Obama lobbies GOP senators to back arms pact
WASHINGTON — President Barack Obama tried to sway reluctant Republican senators on Monday to back a new arms control treaty with Russia as GOP aversion to giving a politically damaged president another victory intruded on his national security agenda.
The White House and senior Democrats expressed confidence that they had the votes for the accord that was signed by Obama and Russian President Dmitry Medvedev in April. The two countries negotiated the New START pact to cap nuclear weapons and restart weapons inspections in the spirit of U.S. efforts to reset the relationship between the former Cold War foes.
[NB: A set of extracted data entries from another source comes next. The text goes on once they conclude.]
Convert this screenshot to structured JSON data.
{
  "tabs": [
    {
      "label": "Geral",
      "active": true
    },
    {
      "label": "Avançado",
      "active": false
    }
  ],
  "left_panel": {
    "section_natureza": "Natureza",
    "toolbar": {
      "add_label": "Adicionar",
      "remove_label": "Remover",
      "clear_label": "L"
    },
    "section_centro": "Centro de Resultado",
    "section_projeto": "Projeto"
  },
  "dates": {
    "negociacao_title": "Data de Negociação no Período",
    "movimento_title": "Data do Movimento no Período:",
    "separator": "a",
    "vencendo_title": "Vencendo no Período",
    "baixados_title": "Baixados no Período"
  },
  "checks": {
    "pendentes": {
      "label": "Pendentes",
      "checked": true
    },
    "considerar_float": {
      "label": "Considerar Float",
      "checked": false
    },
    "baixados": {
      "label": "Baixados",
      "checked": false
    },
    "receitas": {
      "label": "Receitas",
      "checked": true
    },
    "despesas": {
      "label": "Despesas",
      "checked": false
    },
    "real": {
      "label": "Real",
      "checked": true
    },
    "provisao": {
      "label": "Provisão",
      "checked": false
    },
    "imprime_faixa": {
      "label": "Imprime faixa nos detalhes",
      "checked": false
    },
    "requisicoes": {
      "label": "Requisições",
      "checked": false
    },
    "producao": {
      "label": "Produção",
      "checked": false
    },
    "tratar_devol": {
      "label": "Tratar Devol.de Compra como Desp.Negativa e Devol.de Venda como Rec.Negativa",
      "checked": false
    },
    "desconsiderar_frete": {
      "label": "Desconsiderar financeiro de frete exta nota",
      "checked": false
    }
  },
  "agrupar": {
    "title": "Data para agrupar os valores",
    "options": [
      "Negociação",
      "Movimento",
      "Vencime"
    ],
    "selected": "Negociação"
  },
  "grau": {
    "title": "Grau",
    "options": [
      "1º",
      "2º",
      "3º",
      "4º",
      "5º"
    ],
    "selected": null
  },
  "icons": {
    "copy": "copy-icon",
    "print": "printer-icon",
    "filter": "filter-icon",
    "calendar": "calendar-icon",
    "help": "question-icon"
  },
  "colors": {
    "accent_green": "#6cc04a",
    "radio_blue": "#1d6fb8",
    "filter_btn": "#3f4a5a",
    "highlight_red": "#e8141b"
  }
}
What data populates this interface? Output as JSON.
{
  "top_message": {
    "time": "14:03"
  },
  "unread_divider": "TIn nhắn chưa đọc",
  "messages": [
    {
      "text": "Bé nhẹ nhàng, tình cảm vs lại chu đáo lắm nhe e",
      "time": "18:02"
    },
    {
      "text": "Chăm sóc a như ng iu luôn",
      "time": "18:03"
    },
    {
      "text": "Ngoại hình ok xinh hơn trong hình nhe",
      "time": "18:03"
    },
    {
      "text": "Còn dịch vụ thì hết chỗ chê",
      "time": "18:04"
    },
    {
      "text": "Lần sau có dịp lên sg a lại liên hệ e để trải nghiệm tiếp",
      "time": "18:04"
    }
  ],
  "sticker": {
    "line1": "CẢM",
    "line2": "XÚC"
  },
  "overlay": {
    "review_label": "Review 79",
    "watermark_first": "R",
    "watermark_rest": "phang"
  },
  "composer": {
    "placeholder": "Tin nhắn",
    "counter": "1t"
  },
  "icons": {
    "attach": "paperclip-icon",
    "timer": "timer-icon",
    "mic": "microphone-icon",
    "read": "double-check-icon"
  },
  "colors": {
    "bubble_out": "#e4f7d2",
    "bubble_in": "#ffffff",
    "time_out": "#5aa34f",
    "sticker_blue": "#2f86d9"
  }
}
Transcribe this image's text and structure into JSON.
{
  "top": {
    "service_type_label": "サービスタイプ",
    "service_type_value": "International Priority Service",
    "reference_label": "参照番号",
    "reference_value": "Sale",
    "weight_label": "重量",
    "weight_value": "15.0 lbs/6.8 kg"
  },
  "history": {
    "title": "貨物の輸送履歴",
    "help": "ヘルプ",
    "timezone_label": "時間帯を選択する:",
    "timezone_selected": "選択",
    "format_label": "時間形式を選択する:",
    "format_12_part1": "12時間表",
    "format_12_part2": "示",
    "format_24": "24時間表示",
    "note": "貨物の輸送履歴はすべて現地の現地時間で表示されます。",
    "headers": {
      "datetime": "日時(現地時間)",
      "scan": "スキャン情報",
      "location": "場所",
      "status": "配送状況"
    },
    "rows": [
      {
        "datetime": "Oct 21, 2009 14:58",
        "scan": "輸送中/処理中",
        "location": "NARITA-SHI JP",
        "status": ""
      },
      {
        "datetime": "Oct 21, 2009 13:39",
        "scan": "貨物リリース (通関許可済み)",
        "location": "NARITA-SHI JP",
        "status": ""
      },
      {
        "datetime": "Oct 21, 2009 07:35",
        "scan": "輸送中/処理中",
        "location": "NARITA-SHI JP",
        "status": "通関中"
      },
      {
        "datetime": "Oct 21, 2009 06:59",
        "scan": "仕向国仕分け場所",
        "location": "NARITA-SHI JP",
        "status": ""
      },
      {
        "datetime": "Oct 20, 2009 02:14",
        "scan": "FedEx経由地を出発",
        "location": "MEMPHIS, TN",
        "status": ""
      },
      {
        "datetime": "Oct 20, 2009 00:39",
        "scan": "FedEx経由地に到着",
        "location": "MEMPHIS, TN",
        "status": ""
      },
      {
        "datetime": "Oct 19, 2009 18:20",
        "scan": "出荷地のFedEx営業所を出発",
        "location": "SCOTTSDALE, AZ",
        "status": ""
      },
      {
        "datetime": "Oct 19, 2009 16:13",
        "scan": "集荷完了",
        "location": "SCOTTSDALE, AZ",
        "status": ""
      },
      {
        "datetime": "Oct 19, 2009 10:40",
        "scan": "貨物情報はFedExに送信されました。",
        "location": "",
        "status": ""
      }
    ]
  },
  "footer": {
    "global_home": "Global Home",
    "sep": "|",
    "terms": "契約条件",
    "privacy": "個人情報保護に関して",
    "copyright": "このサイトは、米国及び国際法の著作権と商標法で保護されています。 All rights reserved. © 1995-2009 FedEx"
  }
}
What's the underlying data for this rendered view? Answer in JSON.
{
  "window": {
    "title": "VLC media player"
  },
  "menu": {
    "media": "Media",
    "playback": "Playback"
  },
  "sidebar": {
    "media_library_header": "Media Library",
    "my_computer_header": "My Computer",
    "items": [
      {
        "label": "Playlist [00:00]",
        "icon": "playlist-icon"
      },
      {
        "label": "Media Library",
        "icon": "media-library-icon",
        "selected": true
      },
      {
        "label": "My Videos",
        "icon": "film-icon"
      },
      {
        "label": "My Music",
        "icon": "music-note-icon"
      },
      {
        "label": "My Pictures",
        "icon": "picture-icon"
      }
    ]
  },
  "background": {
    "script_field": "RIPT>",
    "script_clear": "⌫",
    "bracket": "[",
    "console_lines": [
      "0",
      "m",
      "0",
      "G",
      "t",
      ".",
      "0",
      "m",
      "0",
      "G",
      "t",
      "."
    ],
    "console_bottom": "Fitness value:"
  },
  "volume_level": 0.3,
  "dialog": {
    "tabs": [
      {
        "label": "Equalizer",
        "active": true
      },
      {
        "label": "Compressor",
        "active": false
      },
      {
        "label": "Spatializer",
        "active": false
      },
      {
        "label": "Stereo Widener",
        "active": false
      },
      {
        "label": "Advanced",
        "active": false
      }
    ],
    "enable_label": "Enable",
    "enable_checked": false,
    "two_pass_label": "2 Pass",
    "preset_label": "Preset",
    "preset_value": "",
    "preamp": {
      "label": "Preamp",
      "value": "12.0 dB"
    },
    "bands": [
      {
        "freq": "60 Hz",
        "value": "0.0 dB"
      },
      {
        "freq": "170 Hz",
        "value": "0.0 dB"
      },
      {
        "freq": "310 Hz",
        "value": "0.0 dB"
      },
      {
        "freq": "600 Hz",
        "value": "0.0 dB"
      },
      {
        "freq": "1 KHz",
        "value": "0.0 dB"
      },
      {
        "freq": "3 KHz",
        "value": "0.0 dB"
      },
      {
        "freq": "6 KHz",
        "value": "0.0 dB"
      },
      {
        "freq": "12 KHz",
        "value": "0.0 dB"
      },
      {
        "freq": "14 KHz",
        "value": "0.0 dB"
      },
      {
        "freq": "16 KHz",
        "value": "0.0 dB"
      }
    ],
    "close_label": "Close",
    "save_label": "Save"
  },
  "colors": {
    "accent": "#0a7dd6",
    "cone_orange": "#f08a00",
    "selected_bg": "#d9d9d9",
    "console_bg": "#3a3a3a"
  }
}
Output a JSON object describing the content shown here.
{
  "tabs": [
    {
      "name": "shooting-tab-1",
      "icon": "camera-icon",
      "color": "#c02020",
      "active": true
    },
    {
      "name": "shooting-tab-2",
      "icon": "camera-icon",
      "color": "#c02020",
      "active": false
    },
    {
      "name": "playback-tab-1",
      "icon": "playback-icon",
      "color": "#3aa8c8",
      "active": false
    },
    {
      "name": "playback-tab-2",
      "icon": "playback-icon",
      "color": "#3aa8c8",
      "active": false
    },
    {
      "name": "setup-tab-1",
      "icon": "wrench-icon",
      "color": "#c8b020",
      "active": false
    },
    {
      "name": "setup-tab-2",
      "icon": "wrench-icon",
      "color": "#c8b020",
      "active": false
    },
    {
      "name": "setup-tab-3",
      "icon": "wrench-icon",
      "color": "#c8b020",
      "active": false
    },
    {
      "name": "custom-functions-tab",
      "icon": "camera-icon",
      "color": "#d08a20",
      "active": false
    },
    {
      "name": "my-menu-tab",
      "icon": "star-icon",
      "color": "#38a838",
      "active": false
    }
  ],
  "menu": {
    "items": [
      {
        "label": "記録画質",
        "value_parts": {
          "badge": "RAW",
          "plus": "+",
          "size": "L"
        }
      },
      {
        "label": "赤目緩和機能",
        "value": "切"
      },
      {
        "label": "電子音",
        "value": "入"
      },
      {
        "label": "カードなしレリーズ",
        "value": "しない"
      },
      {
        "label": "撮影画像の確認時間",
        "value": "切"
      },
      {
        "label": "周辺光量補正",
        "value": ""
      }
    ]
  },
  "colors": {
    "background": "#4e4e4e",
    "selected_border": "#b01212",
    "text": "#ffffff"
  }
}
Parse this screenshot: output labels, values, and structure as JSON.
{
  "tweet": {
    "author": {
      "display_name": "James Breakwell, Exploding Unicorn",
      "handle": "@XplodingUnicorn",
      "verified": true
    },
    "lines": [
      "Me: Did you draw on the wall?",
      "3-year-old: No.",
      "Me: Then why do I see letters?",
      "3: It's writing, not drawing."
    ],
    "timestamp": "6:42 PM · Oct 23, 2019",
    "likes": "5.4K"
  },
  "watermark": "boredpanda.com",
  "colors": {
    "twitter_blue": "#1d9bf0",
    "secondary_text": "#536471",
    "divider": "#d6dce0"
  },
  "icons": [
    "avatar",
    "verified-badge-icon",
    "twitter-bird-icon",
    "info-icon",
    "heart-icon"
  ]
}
Obama, who delayed his holiday vacation, lobbied senators by phone as he pressed to complete the treaty before January when Republicans increase their numbers by five in the Senate, casting the accord’s fate in doubt. Bolstering his argument for quick action, Adm. Mike Mullen, chairman of the Joint Chiefs of Staff, sent a letter to congressional leaders reiterating support for the accord.
“This treaty enhances our ability to do that which we in the military have been charged to do: Protect and defend the citizens of the United States. I am confident in its success as I am in its safeguards. The sooner it is ratified, the better,” Mullen wrote.
Senior Democrats pushed toward a decisive vote on today to cut off debate and set the stage for a final vote later in the week. A top Democrat announced the backing of one key Republican — longtime Mississippi Sen. Thad Cochran — but acknowledged that getting to the necessary two-thirds vote the Constitution requires for ratification would be far from easy.
Politics coursed through the debate on Monday as Republicans were still peeved by Senate Majority Leader Harry Reid’s decision to interrupt the six days of treaty consideration for votes on the gay ban and an unsuccessful immigration measure, legislation they considered a sop to the Democratic Party’s liberal base.